Photo of Dr. Jaqueline Berndt

DR. JAQUELINE BERNDT:

Dr. Jaqueline Berndt is Professor in Japanese Language and Culture at Stockholm University. From 1991 to 2016 she worked at Japanese universities, teaching mainly visual culture and media studies in Japanese as well as English; eventually she served as Professor of Comics Theory at the Graduate School of Manga, Kyoto Seika University. Holding a first degree in Japanese Studies (1987) and a PhD in Aesthetics/Art Theory from Humboldt University Berlin (1991), her teaching and research has been informed by media aesthetics and exhibition studies, focusing on manga as graphic narratives, anime, and modern Japanese art. For The Japan Foundation she directed the world-traveling exhibition Manga Hokusai Manga: Approaching the Master’s Compendium from the Perspective of Contemporary Comics (2016-). She has widely published in Japanese, German and English, for example, the co-edited volume Manga’s Cultural Crossroads (2013), and the monographs Phänomen Manga (1995) and Manga: Medium, Art and Material (2015).

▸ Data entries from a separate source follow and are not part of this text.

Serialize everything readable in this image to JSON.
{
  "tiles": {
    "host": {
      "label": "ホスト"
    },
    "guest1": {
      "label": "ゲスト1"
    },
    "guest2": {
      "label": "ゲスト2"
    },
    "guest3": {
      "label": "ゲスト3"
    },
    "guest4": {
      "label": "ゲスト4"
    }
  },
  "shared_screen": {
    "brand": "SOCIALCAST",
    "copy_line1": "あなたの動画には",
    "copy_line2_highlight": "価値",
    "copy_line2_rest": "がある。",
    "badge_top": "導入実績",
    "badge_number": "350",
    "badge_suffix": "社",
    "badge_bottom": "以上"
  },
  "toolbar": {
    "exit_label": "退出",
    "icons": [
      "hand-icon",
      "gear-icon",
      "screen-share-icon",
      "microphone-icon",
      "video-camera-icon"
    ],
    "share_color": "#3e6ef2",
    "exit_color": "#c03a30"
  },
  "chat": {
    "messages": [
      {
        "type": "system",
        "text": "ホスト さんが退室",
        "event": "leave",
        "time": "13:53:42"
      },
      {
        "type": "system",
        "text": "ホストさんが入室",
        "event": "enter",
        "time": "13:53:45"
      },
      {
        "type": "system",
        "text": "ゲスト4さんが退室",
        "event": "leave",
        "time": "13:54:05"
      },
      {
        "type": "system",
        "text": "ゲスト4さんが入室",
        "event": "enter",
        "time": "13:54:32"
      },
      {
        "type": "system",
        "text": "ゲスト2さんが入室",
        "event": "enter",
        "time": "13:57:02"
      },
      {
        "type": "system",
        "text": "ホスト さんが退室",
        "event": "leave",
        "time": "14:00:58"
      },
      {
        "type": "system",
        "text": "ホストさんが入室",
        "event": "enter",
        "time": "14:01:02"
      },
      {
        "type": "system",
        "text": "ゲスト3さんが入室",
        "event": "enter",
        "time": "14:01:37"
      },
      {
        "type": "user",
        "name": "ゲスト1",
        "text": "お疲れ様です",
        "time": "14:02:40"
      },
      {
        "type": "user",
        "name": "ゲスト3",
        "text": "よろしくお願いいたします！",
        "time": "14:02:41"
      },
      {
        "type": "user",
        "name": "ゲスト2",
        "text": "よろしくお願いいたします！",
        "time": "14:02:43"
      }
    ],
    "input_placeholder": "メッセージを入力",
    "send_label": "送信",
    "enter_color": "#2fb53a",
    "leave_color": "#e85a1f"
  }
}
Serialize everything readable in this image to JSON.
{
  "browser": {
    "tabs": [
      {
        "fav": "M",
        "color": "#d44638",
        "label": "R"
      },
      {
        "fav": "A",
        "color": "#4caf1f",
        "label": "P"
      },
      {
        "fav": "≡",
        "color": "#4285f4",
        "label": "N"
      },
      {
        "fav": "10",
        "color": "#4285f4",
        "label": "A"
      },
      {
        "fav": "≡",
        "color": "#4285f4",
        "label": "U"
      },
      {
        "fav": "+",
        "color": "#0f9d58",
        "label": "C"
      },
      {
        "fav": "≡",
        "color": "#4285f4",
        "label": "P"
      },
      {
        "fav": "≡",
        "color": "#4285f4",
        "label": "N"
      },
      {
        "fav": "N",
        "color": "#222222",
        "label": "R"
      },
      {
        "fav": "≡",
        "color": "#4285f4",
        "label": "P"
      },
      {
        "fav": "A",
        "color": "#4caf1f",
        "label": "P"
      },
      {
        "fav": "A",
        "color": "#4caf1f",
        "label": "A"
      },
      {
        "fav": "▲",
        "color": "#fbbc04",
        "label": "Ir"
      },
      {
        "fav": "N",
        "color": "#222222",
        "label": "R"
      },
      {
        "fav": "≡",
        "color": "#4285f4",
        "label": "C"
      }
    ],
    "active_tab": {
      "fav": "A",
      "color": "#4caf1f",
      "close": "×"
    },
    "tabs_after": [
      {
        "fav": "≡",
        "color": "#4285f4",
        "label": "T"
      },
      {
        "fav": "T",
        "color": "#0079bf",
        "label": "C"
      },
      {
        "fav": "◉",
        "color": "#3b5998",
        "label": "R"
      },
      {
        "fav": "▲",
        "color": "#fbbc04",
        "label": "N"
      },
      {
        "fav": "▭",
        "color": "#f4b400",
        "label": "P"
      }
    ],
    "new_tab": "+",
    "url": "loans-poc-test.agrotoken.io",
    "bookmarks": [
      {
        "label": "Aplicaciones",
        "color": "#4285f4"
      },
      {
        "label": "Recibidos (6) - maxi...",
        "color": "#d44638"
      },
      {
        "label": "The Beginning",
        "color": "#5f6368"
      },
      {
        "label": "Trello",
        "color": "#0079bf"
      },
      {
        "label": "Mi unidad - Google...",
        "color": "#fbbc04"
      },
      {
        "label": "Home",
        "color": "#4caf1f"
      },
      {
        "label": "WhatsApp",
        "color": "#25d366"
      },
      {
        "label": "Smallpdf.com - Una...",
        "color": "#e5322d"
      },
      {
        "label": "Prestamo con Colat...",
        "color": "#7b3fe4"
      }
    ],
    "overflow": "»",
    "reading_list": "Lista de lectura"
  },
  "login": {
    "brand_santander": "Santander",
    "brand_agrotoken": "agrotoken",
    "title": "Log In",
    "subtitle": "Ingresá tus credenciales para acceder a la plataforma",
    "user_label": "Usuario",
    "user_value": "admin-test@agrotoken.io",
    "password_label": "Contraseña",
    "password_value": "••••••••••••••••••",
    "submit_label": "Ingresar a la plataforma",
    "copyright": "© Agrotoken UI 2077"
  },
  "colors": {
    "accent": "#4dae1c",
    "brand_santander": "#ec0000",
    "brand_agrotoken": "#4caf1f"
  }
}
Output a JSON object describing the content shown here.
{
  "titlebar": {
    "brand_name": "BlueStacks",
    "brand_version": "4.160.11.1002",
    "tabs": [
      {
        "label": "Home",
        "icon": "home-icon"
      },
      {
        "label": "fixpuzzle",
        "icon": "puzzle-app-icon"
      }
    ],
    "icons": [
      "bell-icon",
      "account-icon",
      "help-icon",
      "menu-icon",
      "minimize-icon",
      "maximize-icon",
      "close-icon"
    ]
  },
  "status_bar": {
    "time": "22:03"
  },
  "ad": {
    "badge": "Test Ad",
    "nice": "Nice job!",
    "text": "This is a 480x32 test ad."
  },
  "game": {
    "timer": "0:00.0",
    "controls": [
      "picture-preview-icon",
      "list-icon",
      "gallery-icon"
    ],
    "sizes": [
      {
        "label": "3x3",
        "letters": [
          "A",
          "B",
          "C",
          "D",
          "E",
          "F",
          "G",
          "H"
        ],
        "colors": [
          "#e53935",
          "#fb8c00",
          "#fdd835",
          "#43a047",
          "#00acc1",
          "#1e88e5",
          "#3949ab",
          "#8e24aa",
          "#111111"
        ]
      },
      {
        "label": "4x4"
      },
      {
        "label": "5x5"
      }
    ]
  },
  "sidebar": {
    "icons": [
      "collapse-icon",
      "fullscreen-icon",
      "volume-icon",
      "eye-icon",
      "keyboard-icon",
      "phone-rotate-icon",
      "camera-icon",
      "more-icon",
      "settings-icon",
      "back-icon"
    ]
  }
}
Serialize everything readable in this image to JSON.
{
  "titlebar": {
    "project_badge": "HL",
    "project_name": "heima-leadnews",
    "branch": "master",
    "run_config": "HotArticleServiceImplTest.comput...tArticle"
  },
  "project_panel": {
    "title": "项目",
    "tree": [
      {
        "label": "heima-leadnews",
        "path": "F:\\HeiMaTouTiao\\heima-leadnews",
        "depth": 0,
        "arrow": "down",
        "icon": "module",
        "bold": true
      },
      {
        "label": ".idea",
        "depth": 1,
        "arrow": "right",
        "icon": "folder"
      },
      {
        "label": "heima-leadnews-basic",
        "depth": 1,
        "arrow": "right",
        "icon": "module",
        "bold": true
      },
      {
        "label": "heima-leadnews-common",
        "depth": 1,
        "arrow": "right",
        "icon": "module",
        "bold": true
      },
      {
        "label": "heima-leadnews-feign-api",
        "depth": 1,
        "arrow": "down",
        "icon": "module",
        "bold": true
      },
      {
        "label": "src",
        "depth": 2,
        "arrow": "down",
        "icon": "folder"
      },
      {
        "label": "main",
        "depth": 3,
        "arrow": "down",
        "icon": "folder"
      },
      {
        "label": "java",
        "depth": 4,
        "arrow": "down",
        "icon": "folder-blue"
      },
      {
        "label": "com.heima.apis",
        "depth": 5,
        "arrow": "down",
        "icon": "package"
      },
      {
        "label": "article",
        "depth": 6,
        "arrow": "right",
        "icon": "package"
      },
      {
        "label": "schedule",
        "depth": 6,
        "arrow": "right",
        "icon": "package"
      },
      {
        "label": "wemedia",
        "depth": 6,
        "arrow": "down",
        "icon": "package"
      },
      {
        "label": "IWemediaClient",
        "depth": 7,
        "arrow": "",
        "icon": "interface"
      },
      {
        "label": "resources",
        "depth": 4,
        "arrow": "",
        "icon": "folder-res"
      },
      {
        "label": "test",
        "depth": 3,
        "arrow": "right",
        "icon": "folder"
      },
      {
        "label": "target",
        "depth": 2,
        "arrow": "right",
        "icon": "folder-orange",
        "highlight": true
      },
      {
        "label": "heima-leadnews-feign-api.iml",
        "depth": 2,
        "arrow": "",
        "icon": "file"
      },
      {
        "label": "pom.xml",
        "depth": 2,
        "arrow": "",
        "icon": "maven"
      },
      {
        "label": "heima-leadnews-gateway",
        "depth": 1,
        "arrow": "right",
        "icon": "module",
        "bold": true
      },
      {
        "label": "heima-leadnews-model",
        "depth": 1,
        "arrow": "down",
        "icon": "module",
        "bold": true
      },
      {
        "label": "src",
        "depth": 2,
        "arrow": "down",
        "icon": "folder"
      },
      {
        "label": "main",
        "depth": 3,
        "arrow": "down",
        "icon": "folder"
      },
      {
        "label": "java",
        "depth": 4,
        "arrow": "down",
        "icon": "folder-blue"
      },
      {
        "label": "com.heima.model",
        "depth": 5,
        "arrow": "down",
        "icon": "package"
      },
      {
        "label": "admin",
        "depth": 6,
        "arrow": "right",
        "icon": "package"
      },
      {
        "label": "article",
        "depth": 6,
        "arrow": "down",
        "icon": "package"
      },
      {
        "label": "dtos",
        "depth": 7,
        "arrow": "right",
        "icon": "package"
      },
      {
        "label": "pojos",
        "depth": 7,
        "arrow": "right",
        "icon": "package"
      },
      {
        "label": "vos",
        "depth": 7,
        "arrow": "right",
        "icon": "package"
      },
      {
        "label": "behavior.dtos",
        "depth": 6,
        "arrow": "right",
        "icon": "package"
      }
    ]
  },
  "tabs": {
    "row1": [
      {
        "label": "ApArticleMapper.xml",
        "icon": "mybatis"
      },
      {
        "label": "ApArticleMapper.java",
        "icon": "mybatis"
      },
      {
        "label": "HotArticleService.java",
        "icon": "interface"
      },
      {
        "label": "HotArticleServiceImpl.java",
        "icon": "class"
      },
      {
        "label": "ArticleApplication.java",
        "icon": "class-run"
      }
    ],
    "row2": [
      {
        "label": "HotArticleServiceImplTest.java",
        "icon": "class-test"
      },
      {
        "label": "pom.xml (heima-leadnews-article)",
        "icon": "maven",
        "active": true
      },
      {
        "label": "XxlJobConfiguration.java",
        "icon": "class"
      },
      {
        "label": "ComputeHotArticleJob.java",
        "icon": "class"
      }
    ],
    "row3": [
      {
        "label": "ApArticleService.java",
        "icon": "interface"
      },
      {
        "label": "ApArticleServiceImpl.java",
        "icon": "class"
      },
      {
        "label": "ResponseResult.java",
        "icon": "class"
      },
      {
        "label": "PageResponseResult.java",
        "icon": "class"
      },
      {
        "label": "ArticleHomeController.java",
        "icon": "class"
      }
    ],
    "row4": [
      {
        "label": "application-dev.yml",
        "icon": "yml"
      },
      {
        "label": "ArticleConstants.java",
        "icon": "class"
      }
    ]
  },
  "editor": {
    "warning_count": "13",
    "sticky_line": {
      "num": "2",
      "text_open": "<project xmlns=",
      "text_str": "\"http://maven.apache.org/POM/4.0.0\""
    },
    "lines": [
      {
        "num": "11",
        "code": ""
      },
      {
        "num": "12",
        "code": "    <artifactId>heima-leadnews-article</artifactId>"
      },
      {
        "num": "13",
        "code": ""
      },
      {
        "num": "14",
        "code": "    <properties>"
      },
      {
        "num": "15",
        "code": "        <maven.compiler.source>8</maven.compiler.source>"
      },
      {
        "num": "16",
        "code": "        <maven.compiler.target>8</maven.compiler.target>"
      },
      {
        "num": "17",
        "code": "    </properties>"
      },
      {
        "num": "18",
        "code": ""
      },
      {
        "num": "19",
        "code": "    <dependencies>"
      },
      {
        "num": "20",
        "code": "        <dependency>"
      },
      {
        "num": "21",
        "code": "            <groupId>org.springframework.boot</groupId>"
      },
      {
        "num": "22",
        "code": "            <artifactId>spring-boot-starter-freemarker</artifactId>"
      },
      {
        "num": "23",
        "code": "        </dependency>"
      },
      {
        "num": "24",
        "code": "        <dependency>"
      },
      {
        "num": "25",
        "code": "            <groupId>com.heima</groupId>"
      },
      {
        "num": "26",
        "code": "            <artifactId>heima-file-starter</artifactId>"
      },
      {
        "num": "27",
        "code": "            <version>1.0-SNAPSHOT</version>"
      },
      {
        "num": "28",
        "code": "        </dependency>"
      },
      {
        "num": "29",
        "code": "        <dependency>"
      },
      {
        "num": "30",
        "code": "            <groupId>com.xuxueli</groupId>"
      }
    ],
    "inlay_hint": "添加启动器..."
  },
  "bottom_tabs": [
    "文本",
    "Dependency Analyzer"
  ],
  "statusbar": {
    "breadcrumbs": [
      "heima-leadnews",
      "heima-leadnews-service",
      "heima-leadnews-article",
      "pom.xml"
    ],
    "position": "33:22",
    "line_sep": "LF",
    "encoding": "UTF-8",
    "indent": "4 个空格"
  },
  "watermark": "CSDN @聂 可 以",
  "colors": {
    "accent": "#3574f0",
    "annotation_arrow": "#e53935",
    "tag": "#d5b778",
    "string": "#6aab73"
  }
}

© Shiriagari Kotobuki 2015

MANGA:

The name manga easily invites people to draw a direct connection between Hokusai’s famous compendium (1814–1878) and contemporary manga, that is, serialized entertaining fiction which has been shaped by the specifically Japanese publication format of the (gender-specific) manga magazine since the late 1950s. Both types of manga are in the main characterized by monochrome line drawings which give the impression of being in motion, and although they differ with regards to narrativity, character design, panel layout, and balloons, they have in common that their users partake in bringing the pictures to life.